La crise nous ayant permis de développer de nouveaux partenariats, nous avons désormais la possibilité de suivre l'évolution des transactions réalisées par carte bancaire. On note ainsi que depuis quelques semaines, les dépenses journalières de carburant sont inférieures à celles constatées à la même période en 2019. L'évolution des conditions tarifaires a un impact important sur la consommation : ainsi, les ménages ont limité leurs achats de carburant avant le 1er septembre mais les ont accrus à partir de cette date, au moment où la remise de 30 centimes par litre a commencé à s'appliquer.
S'agissant maintenant des entreprises, l'indice des prix de production de l'industrie pour le marché intérieur est peut-être moins connu, mais il n'en est pas moins intéressant. Nous pouvons analyser l'évolution de cet indice pour la production et la distribution d'électricité, de gaz, de vapeur et d'air conditionné, ou encore plus finement pour la production, le transport et la distribution d'électricité, tant au niveau français qu'à l'échelle de l'Union européenne. Après avoir connu une certaine stabilité depuis 2015, les prix ont commencé à décoller avant la guerre en Ukraine, dans le courant de l'année 2021. La hausse est très significative : avec une base 100 en 2015, l'indice des prix en septembre 2022 est proche de 200 pour la France et de 300 pour l'Union européenne. Tout cela est lié au dispositif d'accès régulé à l'électricité nucléaire historique (Arenh).

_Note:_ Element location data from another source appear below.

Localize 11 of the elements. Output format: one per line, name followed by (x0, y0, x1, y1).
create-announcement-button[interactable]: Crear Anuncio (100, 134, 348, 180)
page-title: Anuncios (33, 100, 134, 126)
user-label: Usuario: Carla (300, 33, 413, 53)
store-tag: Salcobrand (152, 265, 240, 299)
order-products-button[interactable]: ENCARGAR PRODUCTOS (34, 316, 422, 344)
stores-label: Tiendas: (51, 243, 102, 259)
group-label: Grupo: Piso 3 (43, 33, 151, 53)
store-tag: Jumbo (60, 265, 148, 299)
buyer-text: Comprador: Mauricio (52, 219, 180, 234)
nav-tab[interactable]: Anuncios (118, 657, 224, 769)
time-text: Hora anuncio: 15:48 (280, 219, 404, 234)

Nos enquêtes de conjoncture montrent une augmentation massive et inédite des soldes d'opinion concernant l'évolution probable des prix de vente. C'est vrai dans tous les secteurs, mais dans une moindre mesure pour les services.

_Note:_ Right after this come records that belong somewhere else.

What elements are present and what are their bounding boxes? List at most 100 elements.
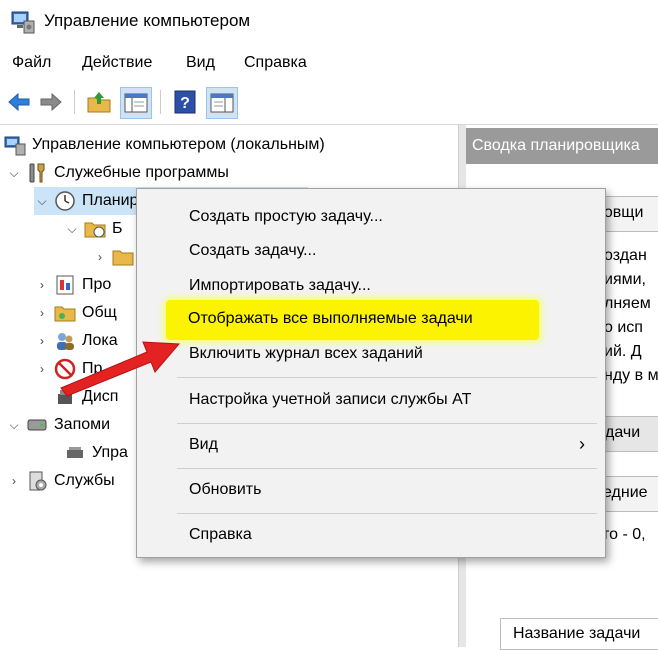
menu-item-label: Создать задачу...: [189, 242, 317, 259]
chevron-right-icon[interactable]: ›: [6, 474, 22, 488]
help-icon: ?: [174, 90, 196, 114]
toolbar-separator: [160, 90, 161, 114]
summary-line: ий. Д: [604, 343, 642, 360]
storage-icon: [27, 419, 47, 431]
tree-label: Службы: [54, 472, 115, 489]
menu-item-label: Импортировать задачу...: [189, 277, 371, 294]
folder-clock-icon: [84, 222, 106, 238]
tree-item-root[interactable]: Управление компьютером (локальным): [4, 131, 325, 159]
summary-line: о исп: [604, 319, 643, 336]
menu-item-label: Включить журнал всех заданий: [189, 345, 423, 362]
tree-item-shared-folders[interactable]: › Общ: [34, 299, 117, 327]
menu-item-import-task[interactable]: Импортировать задачу...: [137, 272, 605, 302]
menu-item-help[interactable]: Справка: [137, 521, 605, 551]
menu-file[interactable]: Файл: [12, 54, 51, 72]
tree-item-subfolder[interactable]: ›: [92, 243, 140, 271]
chevron-right-icon[interactable]: ›: [34, 278, 50, 292]
tree-item-disk-management[interactable]: Упра: [60, 439, 128, 467]
menu-item-label: Обновить: [189, 481, 262, 498]
chevron-down-icon[interactable]: ⌵: [64, 222, 80, 237]
toolbar-separator: [74, 90, 75, 114]
menu-help[interactable]: Справка: [244, 54, 307, 72]
menu-item-create-basic-task[interactable]: Создать простую задачу...: [137, 203, 605, 233]
window-title: Управление компьютером: [44, 11, 251, 30]
menu-item-label: Справка: [189, 526, 252, 543]
menu-item-create-task[interactable]: Создать задачу...: [137, 237, 605, 267]
context-menu: Создать простую задачу... Создать задачу…: [136, 188, 606, 558]
menu-view[interactable]: Вид: [186, 54, 215, 72]
menu-separator: [177, 377, 597, 378]
computer-management-icon: [4, 136, 26, 156]
menu-item-label: Вид: [189, 436, 218, 453]
menu-item-view[interactable]: Вид ›: [137, 431, 605, 461]
red-arrow-icon: [60, 341, 181, 397]
up-folder-icon: [87, 92, 111, 113]
folder-icon: [112, 250, 134, 266]
submenu-arrow-icon: ›: [579, 434, 585, 454]
menu-item-enable-history[interactable]: Включить журнал всех заданий: [137, 340, 605, 370]
tree-item-storage[interactable]: ⌵ Запоми: [6, 411, 110, 439]
tree-item-library[interactable]: ⌵ Б: [64, 215, 123, 243]
back-arrow-icon: [8, 92, 30, 112]
tree-item-system-tools[interactable]: ⌵ Служебные программы: [6, 159, 229, 187]
menu-action[interactable]: Действие: [82, 54, 152, 72]
menu-item-label: Отображать все выполняемые задачи: [188, 310, 473, 327]
shared-folder-icon: [54, 306, 76, 322]
details-header: Сводка планировщика: [466, 128, 658, 164]
services-icon: [29, 471, 47, 491]
chevron-down-icon[interactable]: ⌵: [34, 194, 50, 209]
chevron-right-icon[interactable]: ›: [34, 306, 50, 320]
action-pane-button[interactable]: [206, 87, 238, 119]
up-level-button[interactable]: [84, 87, 114, 117]
column-title: Название задачи: [513, 625, 641, 642]
disk-management-icon: [67, 447, 83, 458]
tree-label: Упра: [92, 444, 128, 461]
tree-item-services[interactable]: › Службы: [6, 467, 115, 495]
summary-text: оздан иями, лняем о исп ий. Д нду в м: [604, 244, 658, 388]
title-bar: Управление компьютером: [0, 0, 658, 44]
show-hide-tree-button[interactable]: [120, 87, 152, 119]
forward-button[interactable]: [36, 87, 66, 117]
back-button[interactable]: [4, 87, 34, 117]
menu-item-refresh[interactable]: Обновить: [137, 476, 605, 506]
svg-text:?: ?: [180, 95, 190, 112]
summary-line: оздан: [604, 247, 647, 264]
recent-section-title: едние: [603, 484, 648, 501]
tree-label: Управление компьютером (локальным): [32, 136, 325, 153]
details-header-title: Сводка планировщика: [472, 137, 640, 154]
tools-icon: [29, 163, 45, 183]
chevron-right-icon[interactable]: ›: [92, 250, 108, 264]
menu-item-label: Создать простую задачу...: [189, 208, 383, 225]
menu-item-show-running-tasks[interactable]: Отображать все выполняемые задачи: [166, 300, 539, 340]
summary-line: лняем: [604, 295, 651, 312]
tasks-tab-label: дачи: [605, 424, 641, 441]
show-hide-tree-icon: [124, 93, 148, 113]
clock-icon: [55, 191, 75, 211]
tree-label: Про: [82, 276, 112, 293]
computer-management-icon: [11, 11, 35, 34]
tree-label: Общ: [82, 304, 117, 321]
tree-label: Б: [112, 220, 123, 237]
menu-separator: [177, 513, 597, 514]
chevron-right-icon[interactable]: ›: [34, 334, 50, 348]
summary-line: нду в м: [604, 367, 658, 384]
tree-label: Запоми: [54, 416, 111, 433]
task-name-column-header[interactable]: Название задачи: [500, 618, 658, 650]
menu-item-label: Настройка учетной записи службы AT: [189, 391, 472, 408]
menu-separator: [177, 423, 597, 424]
forward-arrow-icon: [40, 92, 62, 112]
period-text: то - 0,: [602, 526, 646, 543]
menu-bar: Файл Действие Вид Справка: [0, 44, 658, 82]
chevron-down-icon[interactable]: ⌵: [6, 166, 22, 181]
event-viewer-icon: [56, 275, 74, 295]
toolbar: ?: [0, 82, 658, 125]
chevron-right-icon[interactable]: ›: [34, 362, 50, 376]
action-pane-icon: [210, 93, 234, 113]
chevron-down-icon[interactable]: ⌵: [6, 418, 22, 433]
summary-line: иями,: [604, 271, 646, 288]
help-button[interactable]: ?: [170, 87, 200, 117]
menu-item-at-service-account[interactable]: Настройка учетной записи службы AT: [137, 386, 605, 416]
tree-item-event-viewer[interactable]: › Про: [34, 271, 111, 299]
menu-separator: [177, 468, 597, 469]
tree-label: Служебные программы: [54, 164, 229, 181]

On observe également des difficultés d'approvisionnement importantes et, là encore, tout à fait inédites, en particulier dans l'industrie manufacturière et l'industrie du bâtiment. Ce phénomène est beaucoup plus difficile à modéliser, notamment parce qu'il n'a encore jamais été rencontré. Vous ne trouverez nulle part, dans les précédentes enquêtes de conjoncture, une telle proportion d'entreprises qui se déclarent confrontées à de telles difficultés.

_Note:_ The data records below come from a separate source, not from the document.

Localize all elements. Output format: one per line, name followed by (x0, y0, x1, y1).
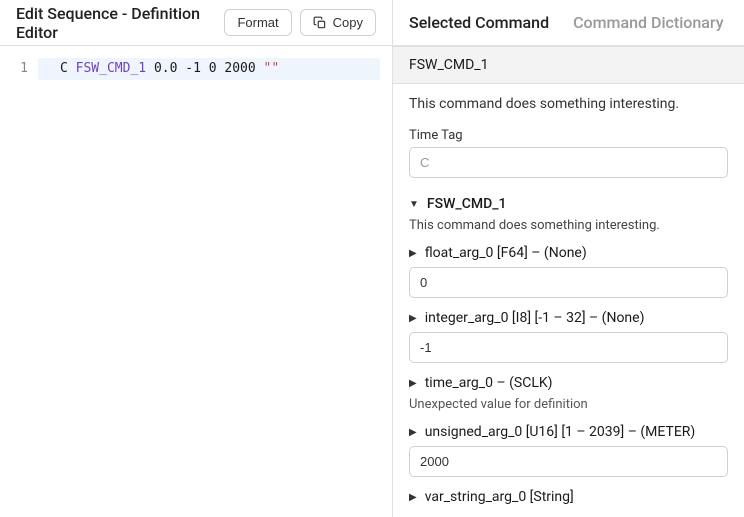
editor-header: Edit Sequence - Definition Editor Format… (0, 0, 392, 46)
caret-right-icon: ▶ (409, 313, 417, 324)
command-section-header[interactable]: ▼ FSW_CMD_1 (409, 196, 728, 212)
arg-var-string: ▶ var_string_arg_0 [String] (409, 489, 728, 505)
copy-button-label: Copy (333, 15, 363, 30)
caret-right-icon: ▶ (409, 492, 417, 503)
token-command: FSW_CMD_1 (76, 61, 146, 76)
token-timetag: C (60, 61, 68, 76)
arg-integer-header[interactable]: ▶ integer_arg_0 [I8] [-1 – 32] – (None) (409, 310, 728, 326)
caret-right-icon: ▶ (409, 248, 417, 259)
arg-integer-input[interactable] (409, 332, 728, 363)
gutter-line-number: 1 (0, 58, 28, 80)
arg-float-input[interactable] (409, 267, 728, 298)
arg-unsigned: ▶ unsigned_arg_0 [U16] [1 – 2039] – (MET… (409, 424, 728, 477)
command-section-desc: This command does something interesting. (409, 218, 728, 233)
code-area[interactable]: C FSW_CMD_1 0.0 -1 0 2000 "" (38, 58, 392, 517)
arg-integer: ▶ integer_arg_0 [I8] [-1 – 32] – (None) (409, 310, 728, 363)
arg-float-header[interactable]: ▶ float_arg_0 [F64] – (None) (409, 245, 728, 261)
token-arg: "" (264, 61, 280, 76)
caret-right-icon: ▶ (409, 378, 417, 389)
copy-button[interactable]: Copy (300, 9, 376, 36)
command-name-bar: FSW_CMD_1 (393, 46, 744, 84)
format-button-label: Format (237, 15, 278, 30)
time-tag-input[interactable] (409, 147, 728, 178)
arg-time-label: time_arg_0 – (SCLK) (425, 375, 553, 391)
tab-command-dictionary[interactable]: Command Dictionary (573, 13, 723, 32)
token-arg: 2000 (224, 61, 255, 76)
arg-time-note: Unexpected value for definition (409, 397, 728, 412)
arg-unsigned-header[interactable]: ▶ unsigned_arg_0 [U16] [1 – 2039] – (MET… (409, 424, 728, 440)
tabs: Selected Command Command Dictionary (393, 0, 744, 46)
editor-panel: Edit Sequence - Definition Editor Format… (0, 0, 393, 517)
detail-panel: Selected Command Command Dictionary FSW_… (393, 0, 744, 517)
arg-time: ▶ time_arg_0 – (SCLK) Unexpected value f… (409, 375, 728, 412)
format-button[interactable]: Format (224, 9, 291, 36)
arg-var-string-header[interactable]: ▶ var_string_arg_0 [String] (409, 489, 728, 505)
editor-gutter: 1 (0, 58, 38, 517)
code-line[interactable]: C FSW_CMD_1 0.0 -1 0 2000 "" (38, 58, 380, 80)
arg-integer-label: integer_arg_0 [I8] [-1 – 32] – (None) (425, 310, 645, 326)
token-arg: 0.0 (154, 61, 177, 76)
detail-body: This command does something interesting.… (393, 84, 744, 517)
arg-float-label: float_arg_0 [F64] – (None) (425, 245, 587, 261)
command-section-name: FSW_CMD_1 (427, 196, 507, 212)
tab-selected-command[interactable]: Selected Command (409, 13, 549, 32)
command-description: This command does something interesting. (409, 96, 728, 112)
token-arg: 0 (209, 61, 217, 76)
caret-down-icon: ▼ (409, 199, 419, 210)
code-editor[interactable]: 1 C FSW_CMD_1 0.0 -1 0 2000 "" (0, 46, 392, 517)
arg-time-header[interactable]: ▶ time_arg_0 – (SCLK) (409, 375, 728, 391)
arg-var-string-label: var_string_arg_0 [String] (425, 489, 574, 505)
caret-right-icon: ▶ (409, 427, 417, 438)
arg-unsigned-input[interactable] (409, 446, 728, 477)
arg-unsigned-label: unsigned_arg_0 [U16] [1 – 2039] – (METER… (425, 424, 696, 440)
token-arg: -1 (185, 61, 201, 76)
arg-float: ▶ float_arg_0 [F64] – (None) (409, 245, 728, 298)
copy-icon (313, 16, 327, 30)
time-tag-label: Time Tag (409, 128, 728, 143)
editor-title: Edit Sequence - Definition Editor (16, 4, 216, 42)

Enfin, dans une note de conjoncture récente, nous avons analysé la part des consommations intermédiaires en énergie, sous ses formes multiples, dans la production des différentes branches industrielles. Sans surprise, nous avons constaté que la chimie, la métallurgie ainsi que l'industrie du papier et du carton étaient très énergivores – la première consomme beaucoup de pétrole tandis que les autres ont de gros besoins en électricité. Il en est évidemment de même pour le secteur des services de transport. Si l'on compare les chiffres de la production industrielle au troisième trimestre 2022 avec ceux du troisième trimestre 2021, on s'aperçoit que les secteurs subissant d'ores et déjà une baisse de leur production sont justement les plus énergivores – la sidérurgie, la métallurgie, la fabrication de pâte à papier, de papier et de carton, la chimie, la fabrication de ciment… Nous ne constatons pas encore de baisse des volumes produits dans le secteur de la fabrication de verre et d'articles en verre, ce qui est assez inattendu, mais il est probable que la conjoncture se retournera prochainement.